Publié le 14 novembre 2025 à 03h29. Les prix du soja ont atteint leur plus haut niveau en 17 mois à la Bourse de Chicago, stimulés par des retards de semis au Brésil, un regain d’intérêt de la Chine et la reprise des publications de données clés par le Département de l’Agriculture des États-Unis (USDA).
- Le soja a clôturé à 421,45 $ US la tonne (4,87 $ US de plus qu’hier), dépassant le pic du 3 novembre dernier.
- La reprise de l’activité administrative aux États-Unis, après une période de blocage, a permis à l’USDA de reprendre la publication de ses rapports.
- Les analystes anticipent une correction à la baisse des prévisions de production de soja dans le prochain rapport de l’USDA, prévu pour demain.

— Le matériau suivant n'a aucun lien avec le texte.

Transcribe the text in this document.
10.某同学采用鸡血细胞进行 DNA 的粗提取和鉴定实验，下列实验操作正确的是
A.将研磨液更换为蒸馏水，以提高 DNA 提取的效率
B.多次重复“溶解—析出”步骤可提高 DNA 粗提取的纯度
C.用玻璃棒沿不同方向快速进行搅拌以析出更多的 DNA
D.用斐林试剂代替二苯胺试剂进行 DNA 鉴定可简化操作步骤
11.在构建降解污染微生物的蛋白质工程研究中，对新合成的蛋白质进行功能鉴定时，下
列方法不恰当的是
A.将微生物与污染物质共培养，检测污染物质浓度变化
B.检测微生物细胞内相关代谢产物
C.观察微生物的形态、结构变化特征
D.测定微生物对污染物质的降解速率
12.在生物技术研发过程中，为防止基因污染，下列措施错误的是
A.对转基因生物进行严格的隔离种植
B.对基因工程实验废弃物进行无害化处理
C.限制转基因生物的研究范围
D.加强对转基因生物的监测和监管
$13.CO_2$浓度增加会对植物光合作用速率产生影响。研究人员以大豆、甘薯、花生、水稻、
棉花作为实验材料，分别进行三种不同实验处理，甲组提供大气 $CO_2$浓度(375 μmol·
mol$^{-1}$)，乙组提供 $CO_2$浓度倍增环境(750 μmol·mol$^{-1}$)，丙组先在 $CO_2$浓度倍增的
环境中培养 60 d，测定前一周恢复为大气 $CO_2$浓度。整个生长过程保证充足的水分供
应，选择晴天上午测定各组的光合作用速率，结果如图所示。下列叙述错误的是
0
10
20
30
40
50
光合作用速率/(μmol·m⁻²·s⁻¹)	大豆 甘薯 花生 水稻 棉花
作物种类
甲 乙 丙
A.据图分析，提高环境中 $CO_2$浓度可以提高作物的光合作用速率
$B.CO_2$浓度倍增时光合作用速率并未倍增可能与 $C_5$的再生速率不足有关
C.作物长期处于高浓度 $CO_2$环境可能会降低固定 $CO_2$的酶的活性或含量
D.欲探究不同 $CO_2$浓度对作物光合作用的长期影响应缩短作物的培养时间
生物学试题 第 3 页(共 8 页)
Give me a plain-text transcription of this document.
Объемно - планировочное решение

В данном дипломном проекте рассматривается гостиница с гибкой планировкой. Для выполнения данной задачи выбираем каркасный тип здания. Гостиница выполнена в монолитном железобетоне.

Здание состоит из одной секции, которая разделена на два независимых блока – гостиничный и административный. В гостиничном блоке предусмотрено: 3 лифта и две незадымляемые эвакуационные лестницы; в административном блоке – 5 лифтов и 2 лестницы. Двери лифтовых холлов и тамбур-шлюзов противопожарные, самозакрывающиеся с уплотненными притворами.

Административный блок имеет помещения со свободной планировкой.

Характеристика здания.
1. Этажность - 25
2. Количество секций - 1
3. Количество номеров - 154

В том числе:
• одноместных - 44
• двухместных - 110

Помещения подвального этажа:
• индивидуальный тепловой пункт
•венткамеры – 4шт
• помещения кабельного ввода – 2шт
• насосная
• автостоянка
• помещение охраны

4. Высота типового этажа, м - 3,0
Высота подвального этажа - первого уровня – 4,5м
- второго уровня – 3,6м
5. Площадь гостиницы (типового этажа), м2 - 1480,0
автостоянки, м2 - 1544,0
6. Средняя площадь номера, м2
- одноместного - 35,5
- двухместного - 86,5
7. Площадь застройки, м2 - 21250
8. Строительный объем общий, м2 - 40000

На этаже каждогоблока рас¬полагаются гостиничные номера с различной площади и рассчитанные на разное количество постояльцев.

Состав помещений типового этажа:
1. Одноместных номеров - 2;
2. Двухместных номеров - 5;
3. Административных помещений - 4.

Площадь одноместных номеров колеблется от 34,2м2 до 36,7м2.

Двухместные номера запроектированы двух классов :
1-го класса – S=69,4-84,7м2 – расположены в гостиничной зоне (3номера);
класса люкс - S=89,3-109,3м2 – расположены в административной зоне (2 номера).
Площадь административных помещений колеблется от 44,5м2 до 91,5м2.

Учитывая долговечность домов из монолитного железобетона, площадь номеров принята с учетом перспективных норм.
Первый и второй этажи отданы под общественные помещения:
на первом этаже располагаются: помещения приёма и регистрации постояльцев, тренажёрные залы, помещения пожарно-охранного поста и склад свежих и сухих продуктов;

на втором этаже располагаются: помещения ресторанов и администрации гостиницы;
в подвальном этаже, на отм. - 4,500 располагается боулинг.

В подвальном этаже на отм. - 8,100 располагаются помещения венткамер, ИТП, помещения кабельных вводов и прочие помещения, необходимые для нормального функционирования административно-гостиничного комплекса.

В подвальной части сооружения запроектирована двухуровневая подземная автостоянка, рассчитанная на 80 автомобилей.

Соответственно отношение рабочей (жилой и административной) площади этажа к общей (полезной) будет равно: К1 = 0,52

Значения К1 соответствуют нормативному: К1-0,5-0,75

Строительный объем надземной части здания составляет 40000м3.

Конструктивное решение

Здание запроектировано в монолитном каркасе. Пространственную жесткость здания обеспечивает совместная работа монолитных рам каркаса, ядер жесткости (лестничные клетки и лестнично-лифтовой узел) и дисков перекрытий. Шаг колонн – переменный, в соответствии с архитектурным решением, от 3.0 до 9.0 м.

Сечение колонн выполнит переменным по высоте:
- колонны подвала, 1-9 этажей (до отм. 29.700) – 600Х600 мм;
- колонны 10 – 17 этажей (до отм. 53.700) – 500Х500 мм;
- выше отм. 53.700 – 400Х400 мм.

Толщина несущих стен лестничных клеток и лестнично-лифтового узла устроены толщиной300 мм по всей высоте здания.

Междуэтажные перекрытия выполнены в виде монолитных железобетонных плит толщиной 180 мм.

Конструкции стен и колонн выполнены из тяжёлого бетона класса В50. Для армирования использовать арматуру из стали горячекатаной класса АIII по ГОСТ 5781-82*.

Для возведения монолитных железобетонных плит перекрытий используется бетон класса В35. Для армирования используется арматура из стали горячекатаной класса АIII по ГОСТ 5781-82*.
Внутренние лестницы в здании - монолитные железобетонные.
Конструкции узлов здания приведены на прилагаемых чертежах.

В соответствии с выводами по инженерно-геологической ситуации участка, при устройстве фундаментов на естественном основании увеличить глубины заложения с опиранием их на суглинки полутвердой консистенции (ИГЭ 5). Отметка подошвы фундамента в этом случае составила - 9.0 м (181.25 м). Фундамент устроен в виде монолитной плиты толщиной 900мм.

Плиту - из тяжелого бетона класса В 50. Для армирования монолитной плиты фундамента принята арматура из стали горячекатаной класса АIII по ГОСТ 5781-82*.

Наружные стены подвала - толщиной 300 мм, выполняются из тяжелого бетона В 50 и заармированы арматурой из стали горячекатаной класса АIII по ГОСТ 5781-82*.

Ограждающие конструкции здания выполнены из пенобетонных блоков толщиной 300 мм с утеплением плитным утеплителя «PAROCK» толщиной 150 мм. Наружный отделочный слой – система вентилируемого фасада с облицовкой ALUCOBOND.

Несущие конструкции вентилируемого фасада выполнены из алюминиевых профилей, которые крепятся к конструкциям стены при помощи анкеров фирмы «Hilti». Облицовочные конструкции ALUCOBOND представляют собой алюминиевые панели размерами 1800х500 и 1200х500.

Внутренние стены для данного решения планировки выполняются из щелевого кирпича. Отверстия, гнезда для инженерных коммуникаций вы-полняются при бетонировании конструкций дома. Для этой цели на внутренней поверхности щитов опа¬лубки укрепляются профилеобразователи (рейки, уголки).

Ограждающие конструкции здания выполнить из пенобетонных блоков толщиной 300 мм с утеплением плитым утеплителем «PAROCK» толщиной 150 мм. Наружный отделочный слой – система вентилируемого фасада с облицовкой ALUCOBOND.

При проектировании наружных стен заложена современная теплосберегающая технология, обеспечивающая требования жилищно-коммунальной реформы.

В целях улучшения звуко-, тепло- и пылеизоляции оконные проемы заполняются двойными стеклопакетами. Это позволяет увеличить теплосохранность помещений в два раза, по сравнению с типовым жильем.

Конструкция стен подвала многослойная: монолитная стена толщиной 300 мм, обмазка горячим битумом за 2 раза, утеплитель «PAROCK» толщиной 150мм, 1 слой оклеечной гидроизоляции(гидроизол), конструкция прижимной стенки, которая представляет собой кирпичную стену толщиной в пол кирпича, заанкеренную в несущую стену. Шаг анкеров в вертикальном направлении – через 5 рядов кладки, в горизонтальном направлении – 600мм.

La flambée des prix du soja s’explique par une conjonction de facteurs, selon les experts. Les conditions météorologiques défavorables au Brésil ont ralenti les semis, réduisant les perspectives de récolte. Parallèlement, la Chine, principal importateur mondial de soja, a manifesté un intérêt renouvelé pour les achats de céréales américaines, suite à un récent accord commercial.
Eugenio Irazuegui, analyste chez Zeni Markets, souligne l’importance de l’attente entourant le rapport de l’USDA :
« Poussé par l’attente d’une demande accrue de la part de la Chine et la proximité de la publication officielle des bilans de l’offre et de la demande, le soja a atteint ses valeurs les plus élevées en près d’un an et cinq mois. »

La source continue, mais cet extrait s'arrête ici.